[Editor’s note: another guest blogger has joined our team…]
Posted on behalf of the Prospective Professor:
After eleven years of being entrenched in higher education, I am finally making a break for it. It’s my big moment to chase my wildest professional dreams! Yes, I am looking for my first job… But instead of being deterred after many years of late night studying, failed and repeated (and repeated and repeated) experiments and even after writing that several hundred page thesis (ugh!) I find myself overwhelmingly drawn to the world in which I have been trained. That’s right, I plan to be a professor.
I am currently a post-doc working in a chemical biology lab. Earlier this year, my advisor and I decided that I was ready to start the search for my independent position. Since then, I have attempted to gather as much information as possible about the academic job search process. Despite my best efforts, I’ve only been able to accumulate a collection of rumors, hearsay, and gossip. A few weeks ago, I was lamenting to a friend about the lack of information for those of use who have chosen to pursue a professorship, “Wouldn’t it have been helpful if someone had documented this whole crazy process??” Two days later, I got an email asking me to do just that.
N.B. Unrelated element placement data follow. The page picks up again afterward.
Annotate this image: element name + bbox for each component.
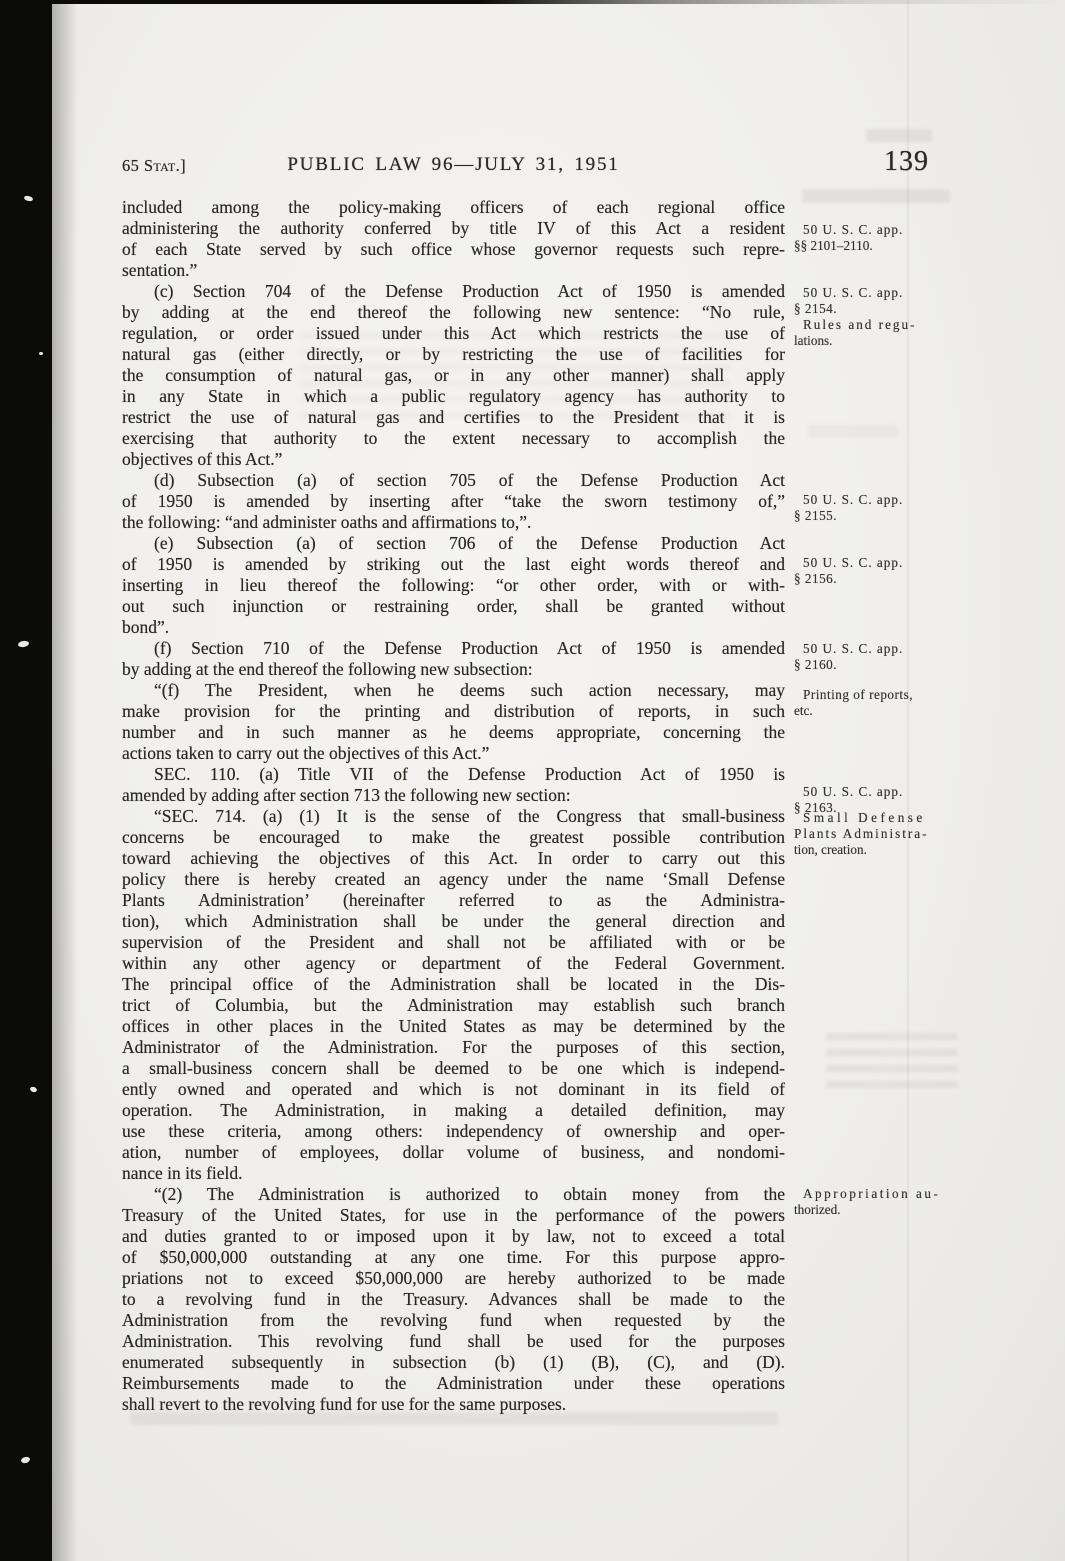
body-paragraph: (f) Section 710 of the Defense Productio… — [122, 638, 785, 680]
margin-note: 50 U. S. C. app.§ 2155. — [794, 492, 962, 524]
margin-note: Small DefensePlants Administra-tion, cre… — [794, 810, 962, 858]
body-paragraph: “(f) The President, when he deems such a… — [122, 680, 785, 764]
margin-note: 50 U. S. C. app.§ 2160. — [794, 641, 962, 673]
dust-speck — [20, 1456, 30, 1464]
margin-note: Appropriation au-thorized. — [794, 1186, 962, 1218]
scan-gutter-bar — [0, 0, 52, 1561]
bleed-through-artifact — [866, 129, 932, 142]
bleed-through-artifact — [808, 425, 898, 437]
gutter-shadow — [52, 0, 78, 1561]
body-paragraph: “SEC. 714. (a) (1) It is the sense of th… — [122, 806, 785, 1184]
body-paragraph: SEC. 110. (a) Title VII of the Defense P… — [122, 764, 785, 806]
law-title: PUBLIC LAW 96—JULY 31, 1951 — [122, 154, 785, 176]
margin-note: 50 U. S. C. app.§§ 2101–2110. — [794, 222, 962, 254]
body-text: included among the policy-making officer… — [122, 197, 785, 1415]
margin-note: Printing of reports,etc. — [794, 687, 962, 719]
body-paragraph: (d) Subsection (a) of section 705 of the… — [122, 470, 785, 533]
body-paragraph: (c) Section 704 of the Defense Productio… — [122, 281, 785, 470]
scan-top-edge — [0, 0, 1065, 4]
dust-speck — [24, 195, 34, 202]
scanned-statute-page: 65 Stat.] PUBLIC LAW 96—JULY 31, 1951 13… — [0, 0, 1065, 1561]
margin-note: 50 U. S. C. app.§ 2156. — [794, 555, 962, 587]
body-paragraph: included among the policy-making officer… — [122, 197, 785, 281]
margin-note: 50 U. S. C. app.§ 2154.Rules and regu-la… — [794, 285, 962, 349]
dust-speck — [29, 1086, 37, 1093]
bleed-through-artifact — [826, 1033, 958, 1091]
page-number: 139 — [884, 146, 929, 178]
dust-speck — [18, 640, 30, 648]
dust-speck — [39, 352, 43, 355]
body-paragraph: (e) Subsection (a) of section 706 of the… — [122, 533, 785, 638]
bleed-through-artifact — [802, 189, 950, 203]
body-paragraph: “(2) The Administration is authorized to… — [122, 1184, 785, 1415]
So, I hope that I will be able to offer some useful information, tips, and impressions as I make my way to the ultimate destination – a research laboratory of my own.
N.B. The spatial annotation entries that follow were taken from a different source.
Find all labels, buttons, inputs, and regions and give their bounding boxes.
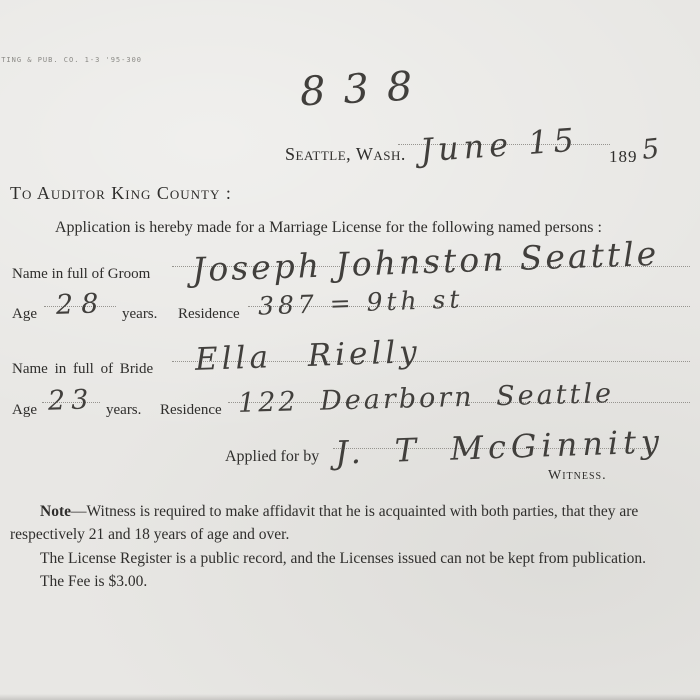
note-word: Note	[40, 503, 71, 520]
application-statement: Application is hereby made for a Marriag…	[55, 219, 602, 237]
fee-line: The Fee is $3.00.	[40, 573, 147, 591]
dateline-year-printed: 189	[609, 147, 638, 167]
dateline-date-handwritten: June 15	[419, 121, 580, 170]
bride-years-label: years.	[106, 402, 141, 419]
dateline-year-handwritten: 5	[640, 133, 662, 166]
applied-for-by-label: Applied for by	[225, 448, 319, 466]
groom-years-label: years.	[122, 306, 157, 323]
witness-signature-handwritten: J. T McGinnity	[334, 422, 664, 471]
groom-residence-handwritten: 387 = 9th st	[258, 284, 464, 320]
note-paragraph: Note—Witness is required to make affidav…	[10, 500, 692, 546]
marriage-license-application-scan: NTING & PUB. CO. 1-3 '95-300 838 Seattle…	[0, 0, 700, 700]
bride-age-label: Age	[12, 402, 37, 419]
groom-residence-label: Residence	[178, 306, 240, 323]
bride-residence-label: Residence	[160, 402, 222, 419]
printer-mark: NTING & PUB. CO. 1-3 '95-300	[0, 56, 142, 64]
register-publication-line: The License Register is a public record,…	[40, 550, 646, 568]
scan-bottom-edge	[0, 694, 700, 700]
register-number-handwritten: 838	[299, 63, 432, 116]
groom-name-handwritten: Joseph Johnston Seattle	[191, 234, 659, 289]
bride-name-label: Name in full of Bride	[12, 361, 153, 378]
bride-residence-handwritten: 122 Dearborn Seattle	[238, 378, 615, 419]
witness-label: Witness.	[548, 468, 607, 484]
bride-name-handwritten: Ella Rielly	[194, 334, 421, 378]
note-text: —Witness is required to make affidavit t…	[10, 503, 638, 543]
dateline-place-label: Seattle, Wash.	[285, 144, 406, 165]
groom-age-label: Age	[12, 306, 37, 323]
addressee-line: To Auditor King County :	[10, 183, 232, 204]
groom-age-handwritten: 28	[55, 288, 106, 321]
bride-age-handwritten: 23	[47, 384, 94, 417]
groom-name-label: Name in full of Groom	[12, 266, 150, 283]
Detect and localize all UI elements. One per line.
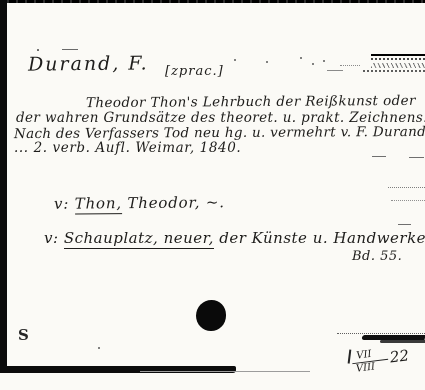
artifact-line-dotted xyxy=(391,200,425,201)
pen-stroke xyxy=(348,349,351,363)
reference-text: der Künste u. Handwerke,[39834], xyxy=(219,229,425,247)
reference-prefix: v: xyxy=(44,229,59,247)
reference-heading-underlined: Thon, xyxy=(75,194,122,214)
date-suffix: 22 xyxy=(389,350,409,363)
scan-border-bottom-fade xyxy=(140,371,310,372)
reference-heading-underlined: Schauplatz, neuer, xyxy=(64,229,214,249)
cataloger-annotation: [zprac.] xyxy=(165,64,224,79)
scan-border-left xyxy=(0,0,7,368)
date-stamp-notation: VII VIII 22 xyxy=(350,344,389,375)
reference-prefix: v: xyxy=(54,195,69,213)
library-catalog-card: Durand, F. [zprac.] Theodor Thon's Lehrb… xyxy=(0,0,425,390)
cross-reference-2: v: Schauplatz, neuer, der Künste u. Hand… xyxy=(44,229,425,247)
artifact-hatch-left xyxy=(340,65,360,66)
artifact-line-dotted xyxy=(337,333,425,334)
ink-speck xyxy=(266,61,268,63)
author-heading: Durand, F. xyxy=(28,52,149,75)
ink-speck xyxy=(300,57,302,59)
ink-speck xyxy=(312,63,314,65)
artifact-line-solid xyxy=(371,54,425,56)
artifact-dash xyxy=(327,70,343,71)
title-line-4: ... 2. verb. Aufl. Weimar, 1840. xyxy=(14,140,241,156)
artifact-dash xyxy=(398,224,411,225)
title-line-1: Theodor Thon's Lehrbuch der Reißkunst od… xyxy=(86,93,416,111)
ink-speck xyxy=(234,59,236,61)
artifact-dash xyxy=(372,156,386,157)
artifact-line-dotted xyxy=(388,187,425,188)
ink-speck xyxy=(37,49,39,51)
artifact-dash xyxy=(409,157,424,158)
artifact-line-dotted xyxy=(371,58,425,60)
ink-speck xyxy=(98,347,100,349)
punch-hole xyxy=(196,300,226,331)
stray-dash xyxy=(62,49,78,50)
shelf-letter: S xyxy=(18,326,29,344)
volume-note: Bd. 55. xyxy=(352,249,402,264)
ink-speck xyxy=(323,60,325,62)
artifact-hatch-right xyxy=(371,63,425,68)
artifact-line-dotted-2 xyxy=(363,70,425,72)
reference-text: Theodor, ~. xyxy=(127,193,225,212)
cross-reference-1: v: Thon, Theodor, ~. xyxy=(54,193,225,212)
scan-border-top xyxy=(0,0,425,3)
ink-smear xyxy=(380,340,425,343)
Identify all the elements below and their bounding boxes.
The first question to ask is: how do I find the open positions? I have been most dependent upon the job search engines available on the websites of a number of journals. For example, see Nature, Chemical & Engineering News, Science, and Cell. As far as I know, these sites post the same jobs that are printed at the back of each journal. However, the online postings appear up to a week before the print version. I have also used several other websites including ChemJobs and Academic Keys.
With each job posting, I was filled with both excitement and dread. I was simultaneously amazed at how many jobs I could apply for and terrified at the thought of attempting to decide which schools were the best fit for me. There are so many variables to consider, from the reputation and funding record of the department to the location and size of the university. And then there was that quiet (and often not-so-quiet) voice inside my head saying, “But what if you don’t get a job?! You must apply for ANYTHING and EVERYTHING!”
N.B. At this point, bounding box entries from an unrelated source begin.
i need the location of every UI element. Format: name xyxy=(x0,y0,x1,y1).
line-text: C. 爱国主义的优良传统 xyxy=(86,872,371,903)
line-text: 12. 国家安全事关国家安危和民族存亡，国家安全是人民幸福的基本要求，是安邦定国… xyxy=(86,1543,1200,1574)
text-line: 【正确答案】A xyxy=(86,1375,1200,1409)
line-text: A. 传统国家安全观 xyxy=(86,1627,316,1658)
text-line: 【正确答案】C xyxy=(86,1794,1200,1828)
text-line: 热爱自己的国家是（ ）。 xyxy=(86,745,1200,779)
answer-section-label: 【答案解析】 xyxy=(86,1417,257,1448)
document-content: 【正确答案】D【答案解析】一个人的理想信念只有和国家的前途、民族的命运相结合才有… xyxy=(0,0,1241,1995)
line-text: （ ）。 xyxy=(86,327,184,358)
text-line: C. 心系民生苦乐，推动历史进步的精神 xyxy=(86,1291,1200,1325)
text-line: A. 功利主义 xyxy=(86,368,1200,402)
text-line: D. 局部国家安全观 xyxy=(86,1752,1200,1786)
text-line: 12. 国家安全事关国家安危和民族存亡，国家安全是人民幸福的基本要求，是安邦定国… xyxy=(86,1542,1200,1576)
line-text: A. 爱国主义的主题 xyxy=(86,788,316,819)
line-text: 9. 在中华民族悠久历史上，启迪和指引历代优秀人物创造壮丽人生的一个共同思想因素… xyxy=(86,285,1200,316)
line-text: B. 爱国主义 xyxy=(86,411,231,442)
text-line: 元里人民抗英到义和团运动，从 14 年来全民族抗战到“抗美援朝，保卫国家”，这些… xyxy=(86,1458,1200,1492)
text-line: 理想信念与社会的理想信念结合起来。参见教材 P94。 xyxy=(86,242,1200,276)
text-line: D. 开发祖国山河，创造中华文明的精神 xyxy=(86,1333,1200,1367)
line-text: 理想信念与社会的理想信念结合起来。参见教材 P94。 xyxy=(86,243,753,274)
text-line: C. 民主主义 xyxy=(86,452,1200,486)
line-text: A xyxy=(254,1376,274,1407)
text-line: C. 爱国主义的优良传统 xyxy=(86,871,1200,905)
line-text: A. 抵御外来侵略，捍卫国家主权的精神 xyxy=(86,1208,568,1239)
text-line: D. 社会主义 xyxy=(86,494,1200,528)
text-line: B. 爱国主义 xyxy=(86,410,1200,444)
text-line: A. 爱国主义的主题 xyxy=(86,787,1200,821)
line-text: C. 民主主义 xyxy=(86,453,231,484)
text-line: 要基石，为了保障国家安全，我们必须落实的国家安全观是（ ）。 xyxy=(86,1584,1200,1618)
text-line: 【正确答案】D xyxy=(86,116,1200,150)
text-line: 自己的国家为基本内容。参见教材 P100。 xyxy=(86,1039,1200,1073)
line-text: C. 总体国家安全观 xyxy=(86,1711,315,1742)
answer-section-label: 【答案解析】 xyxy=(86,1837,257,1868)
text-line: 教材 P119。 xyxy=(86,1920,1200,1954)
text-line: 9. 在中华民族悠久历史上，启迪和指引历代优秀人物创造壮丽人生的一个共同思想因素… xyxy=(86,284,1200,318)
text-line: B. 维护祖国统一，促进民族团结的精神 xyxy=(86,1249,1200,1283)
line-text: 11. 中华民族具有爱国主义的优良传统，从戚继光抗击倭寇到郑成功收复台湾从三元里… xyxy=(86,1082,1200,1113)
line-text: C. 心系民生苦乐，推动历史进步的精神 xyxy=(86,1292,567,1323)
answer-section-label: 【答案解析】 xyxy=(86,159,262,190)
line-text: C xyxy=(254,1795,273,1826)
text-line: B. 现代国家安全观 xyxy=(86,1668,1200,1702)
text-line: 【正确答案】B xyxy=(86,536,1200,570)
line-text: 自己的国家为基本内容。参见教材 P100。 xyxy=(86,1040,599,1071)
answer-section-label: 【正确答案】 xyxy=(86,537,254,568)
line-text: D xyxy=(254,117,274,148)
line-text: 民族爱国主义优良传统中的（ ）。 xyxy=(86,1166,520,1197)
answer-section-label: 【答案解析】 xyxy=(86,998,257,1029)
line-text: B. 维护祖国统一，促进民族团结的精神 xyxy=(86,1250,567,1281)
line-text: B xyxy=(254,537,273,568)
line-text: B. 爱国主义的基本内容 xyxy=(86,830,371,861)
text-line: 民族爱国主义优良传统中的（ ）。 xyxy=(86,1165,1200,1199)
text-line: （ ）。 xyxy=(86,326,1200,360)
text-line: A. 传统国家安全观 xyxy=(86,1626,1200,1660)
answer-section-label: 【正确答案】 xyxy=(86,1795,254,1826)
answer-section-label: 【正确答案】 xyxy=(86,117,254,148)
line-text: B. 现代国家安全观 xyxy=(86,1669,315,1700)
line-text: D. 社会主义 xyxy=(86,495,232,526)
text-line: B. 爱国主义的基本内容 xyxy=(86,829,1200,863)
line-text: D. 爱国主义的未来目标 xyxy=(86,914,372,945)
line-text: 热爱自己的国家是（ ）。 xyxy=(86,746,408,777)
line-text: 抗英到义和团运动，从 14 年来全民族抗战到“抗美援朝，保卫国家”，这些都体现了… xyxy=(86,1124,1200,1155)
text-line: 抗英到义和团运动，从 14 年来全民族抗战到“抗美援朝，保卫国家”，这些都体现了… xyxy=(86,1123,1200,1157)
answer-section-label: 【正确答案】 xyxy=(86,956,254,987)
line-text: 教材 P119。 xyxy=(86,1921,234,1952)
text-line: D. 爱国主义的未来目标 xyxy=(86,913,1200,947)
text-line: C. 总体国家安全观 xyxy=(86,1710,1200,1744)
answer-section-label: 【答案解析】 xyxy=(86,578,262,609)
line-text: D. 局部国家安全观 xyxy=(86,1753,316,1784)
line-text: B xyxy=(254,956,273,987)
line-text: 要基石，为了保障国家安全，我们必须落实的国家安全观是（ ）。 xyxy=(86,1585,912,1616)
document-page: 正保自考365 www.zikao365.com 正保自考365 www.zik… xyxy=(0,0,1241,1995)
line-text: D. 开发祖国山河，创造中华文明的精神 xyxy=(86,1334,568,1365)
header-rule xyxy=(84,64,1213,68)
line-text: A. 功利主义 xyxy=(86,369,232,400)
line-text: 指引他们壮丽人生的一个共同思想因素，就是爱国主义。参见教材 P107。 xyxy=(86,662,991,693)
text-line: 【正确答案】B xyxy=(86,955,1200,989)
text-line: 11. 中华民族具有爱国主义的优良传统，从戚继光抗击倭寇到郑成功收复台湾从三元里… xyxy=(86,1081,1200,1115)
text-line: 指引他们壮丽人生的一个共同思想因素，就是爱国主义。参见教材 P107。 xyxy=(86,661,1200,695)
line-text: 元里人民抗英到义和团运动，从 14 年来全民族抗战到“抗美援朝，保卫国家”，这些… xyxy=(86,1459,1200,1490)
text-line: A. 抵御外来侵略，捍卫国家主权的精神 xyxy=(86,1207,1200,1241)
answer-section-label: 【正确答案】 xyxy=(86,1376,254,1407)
The rumor mill tells me that for every open position there can be from 100 to 1,000 (and possibly more??) applicants. So each of us must find the balance between having confidence in our academic record and being practical about the level of competition. I’ve heard rumors of people who have applied to more than 100 positions and I’ve also heard tales of the bold scientist that applied to only one. Personally, I feel a bit like I am playing the lottery. How many jobs do I have to apply for to guarantee that I will get an offer? Not surprisingly, I’ve concluded it’s rather difficult to play the odds when I have no idea what the odds are.
In the end, I have decided to apply only for the positions that I could actually see myself accepting. This might seem obvious, but trust me, that not-so-quiet voice can be rather difficult to drown out. For me, the magic number is 43. Only time will tell if I have correctly predicted the probably of success.
(ed’s note: I also found the Chronicle of Higher Education helpful in my job searching.)